Vulnerabilities Table

Below the widgets, Panoptica lists all of the CVEs Panoptica has identified in your environment, filtered according to your settings. The table can be sorted by: CVE ID, Severity, CVSS, CVE Risks (publicly exposed and/or known exploits), whether it is Prioritized, the number of Assets, whether there is a Fix available, or when it was Last Seen.

  • Select which columns are displayed by clicking the Columns button, in the upper right.
  • The list of CVEs can be downloaded in CSV format, for further review and analysis using Excel or any similar tool.

Click the three dots (•••) at the end of each line to open a drop-down list of actions you can perform on that CVE.

  • To share information about this vulnerability, click Share Link to copy the URL
  • To open a ticket in whichever Task Management you have configured in Panoptica, click Create a Ticket

CVE Details

Click on any row in the table to pop up additional information about that vulnerability in a side window.

The buttons at the top of the pop-up window enable specific actions on that asset:

  • Click Copy Link to retrieve a URL of the full asset page
  • Click Create Ticket to open a task in whichever Task Management you have configured in Panoptica: Atlassian Jira or ServiceNow.

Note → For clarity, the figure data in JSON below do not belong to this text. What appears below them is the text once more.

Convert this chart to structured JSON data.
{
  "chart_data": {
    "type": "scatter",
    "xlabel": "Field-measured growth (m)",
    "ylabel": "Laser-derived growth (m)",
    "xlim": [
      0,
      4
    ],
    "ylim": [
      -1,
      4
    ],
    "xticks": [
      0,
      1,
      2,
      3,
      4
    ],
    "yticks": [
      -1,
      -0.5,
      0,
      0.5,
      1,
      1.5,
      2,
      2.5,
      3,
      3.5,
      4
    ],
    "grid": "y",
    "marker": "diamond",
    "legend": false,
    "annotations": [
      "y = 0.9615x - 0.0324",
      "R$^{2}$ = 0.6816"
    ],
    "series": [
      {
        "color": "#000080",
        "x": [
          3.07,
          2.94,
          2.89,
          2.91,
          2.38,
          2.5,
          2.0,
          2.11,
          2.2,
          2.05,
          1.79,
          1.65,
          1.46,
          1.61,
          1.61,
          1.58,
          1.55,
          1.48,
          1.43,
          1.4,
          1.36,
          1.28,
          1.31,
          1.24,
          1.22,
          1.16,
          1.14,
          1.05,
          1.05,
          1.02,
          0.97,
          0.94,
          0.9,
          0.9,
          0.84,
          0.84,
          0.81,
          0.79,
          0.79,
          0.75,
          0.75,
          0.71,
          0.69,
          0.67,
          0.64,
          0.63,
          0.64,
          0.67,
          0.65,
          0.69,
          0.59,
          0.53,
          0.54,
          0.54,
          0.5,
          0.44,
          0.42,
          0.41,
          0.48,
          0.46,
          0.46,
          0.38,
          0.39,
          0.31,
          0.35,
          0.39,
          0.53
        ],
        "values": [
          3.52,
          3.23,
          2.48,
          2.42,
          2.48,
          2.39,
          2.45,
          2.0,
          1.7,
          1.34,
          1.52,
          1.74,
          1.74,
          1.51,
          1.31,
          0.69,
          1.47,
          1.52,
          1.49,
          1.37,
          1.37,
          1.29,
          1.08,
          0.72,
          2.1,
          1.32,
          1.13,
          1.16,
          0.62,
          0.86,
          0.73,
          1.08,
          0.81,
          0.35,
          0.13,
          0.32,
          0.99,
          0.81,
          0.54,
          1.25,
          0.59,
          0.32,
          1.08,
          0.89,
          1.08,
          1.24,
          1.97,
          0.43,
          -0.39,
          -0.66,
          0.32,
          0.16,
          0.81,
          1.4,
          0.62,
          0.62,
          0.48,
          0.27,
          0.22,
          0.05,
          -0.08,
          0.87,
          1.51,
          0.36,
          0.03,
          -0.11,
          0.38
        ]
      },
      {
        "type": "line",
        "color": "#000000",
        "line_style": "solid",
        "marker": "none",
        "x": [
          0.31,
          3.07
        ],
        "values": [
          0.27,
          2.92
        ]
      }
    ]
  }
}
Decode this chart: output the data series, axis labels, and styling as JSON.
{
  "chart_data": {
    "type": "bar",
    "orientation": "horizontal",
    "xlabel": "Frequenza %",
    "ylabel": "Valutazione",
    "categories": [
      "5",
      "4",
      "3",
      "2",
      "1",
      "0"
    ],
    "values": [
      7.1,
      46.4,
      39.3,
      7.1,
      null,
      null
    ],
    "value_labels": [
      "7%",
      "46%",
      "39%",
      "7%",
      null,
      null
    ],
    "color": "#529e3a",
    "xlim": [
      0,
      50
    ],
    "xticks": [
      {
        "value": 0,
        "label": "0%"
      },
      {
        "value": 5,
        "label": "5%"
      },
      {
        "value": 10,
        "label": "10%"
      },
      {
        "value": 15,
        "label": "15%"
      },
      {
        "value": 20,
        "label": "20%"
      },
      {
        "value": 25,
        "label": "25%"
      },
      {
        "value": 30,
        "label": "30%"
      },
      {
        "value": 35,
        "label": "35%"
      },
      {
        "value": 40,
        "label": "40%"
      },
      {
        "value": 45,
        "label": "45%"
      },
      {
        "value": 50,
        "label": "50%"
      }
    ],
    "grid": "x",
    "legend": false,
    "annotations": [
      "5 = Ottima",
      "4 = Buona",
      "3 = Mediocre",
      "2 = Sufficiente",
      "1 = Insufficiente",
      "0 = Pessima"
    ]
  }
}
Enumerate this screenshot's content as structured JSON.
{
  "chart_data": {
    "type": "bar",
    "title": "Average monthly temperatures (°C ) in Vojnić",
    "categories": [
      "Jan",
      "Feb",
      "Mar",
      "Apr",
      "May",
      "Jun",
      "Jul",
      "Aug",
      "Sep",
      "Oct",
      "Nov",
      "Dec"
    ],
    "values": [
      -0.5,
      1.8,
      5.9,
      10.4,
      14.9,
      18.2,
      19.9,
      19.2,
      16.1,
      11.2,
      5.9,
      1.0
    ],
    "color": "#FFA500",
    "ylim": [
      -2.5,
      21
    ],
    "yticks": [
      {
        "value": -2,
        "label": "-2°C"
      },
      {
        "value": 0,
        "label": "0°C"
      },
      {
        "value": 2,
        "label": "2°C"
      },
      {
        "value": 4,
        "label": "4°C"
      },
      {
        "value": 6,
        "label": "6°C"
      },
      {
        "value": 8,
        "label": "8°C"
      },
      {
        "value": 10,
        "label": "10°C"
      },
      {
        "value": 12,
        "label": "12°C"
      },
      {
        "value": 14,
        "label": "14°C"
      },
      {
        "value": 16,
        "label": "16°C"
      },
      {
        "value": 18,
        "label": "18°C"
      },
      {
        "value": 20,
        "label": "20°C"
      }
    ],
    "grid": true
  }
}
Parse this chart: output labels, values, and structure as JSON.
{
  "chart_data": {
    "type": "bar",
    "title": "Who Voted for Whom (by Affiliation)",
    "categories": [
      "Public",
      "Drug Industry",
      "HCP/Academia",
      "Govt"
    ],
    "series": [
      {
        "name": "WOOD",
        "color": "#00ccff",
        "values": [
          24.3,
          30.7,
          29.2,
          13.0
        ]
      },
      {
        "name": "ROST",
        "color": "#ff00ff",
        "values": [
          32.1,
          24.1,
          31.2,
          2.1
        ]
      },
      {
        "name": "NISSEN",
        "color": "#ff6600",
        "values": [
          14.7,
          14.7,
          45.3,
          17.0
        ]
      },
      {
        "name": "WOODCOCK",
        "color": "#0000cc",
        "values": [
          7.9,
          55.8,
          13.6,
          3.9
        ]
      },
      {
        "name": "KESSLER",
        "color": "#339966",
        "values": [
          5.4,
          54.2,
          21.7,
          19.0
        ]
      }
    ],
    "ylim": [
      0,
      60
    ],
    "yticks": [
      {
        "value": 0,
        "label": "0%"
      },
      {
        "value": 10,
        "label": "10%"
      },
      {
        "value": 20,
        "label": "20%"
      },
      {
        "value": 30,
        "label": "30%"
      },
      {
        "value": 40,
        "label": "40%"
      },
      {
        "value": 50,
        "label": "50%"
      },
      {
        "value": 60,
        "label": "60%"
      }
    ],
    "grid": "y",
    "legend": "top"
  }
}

The default Details tab provides a lot of the same information available in the Vulnerabilities Table, in addition to:

  • CVE Overview - a detailed description of the vulnerability's traits
  • Cisco Vulnerability Management score – Cisco Vulnerability Management factors both internal and external variables into a predictive model to calculate risk scores for each vulnerability. Formerly known as Kenna.VM, the Cisco Security Risk Score helps Cisco customers with an SBG hybrid suite license prioritize their remediation efforts.
  • Packages - where the CVE was found in your resources
  • First seen - when it was first observed in your environment
  • OWASP and SANS results, if relevant.
  • References - public resources, to learn more about this CVE

Assets Tab

Click Assets in the pop-up side window to view the list of assets in which this CVE was found.

The list of assets can be filtered by any column in the table: Service Category, Asset Name, Account

Click any Asset Name to open the Asset Details sideview window from Panoptica's Cloud Inventory feature. This enables you to dive deeper into the asset properties, source, health score, and more.

Click Show in Cloud Inventory at the bottom of the screen to open the Cloud Inventory tab filtered for these assets in a new browser tab.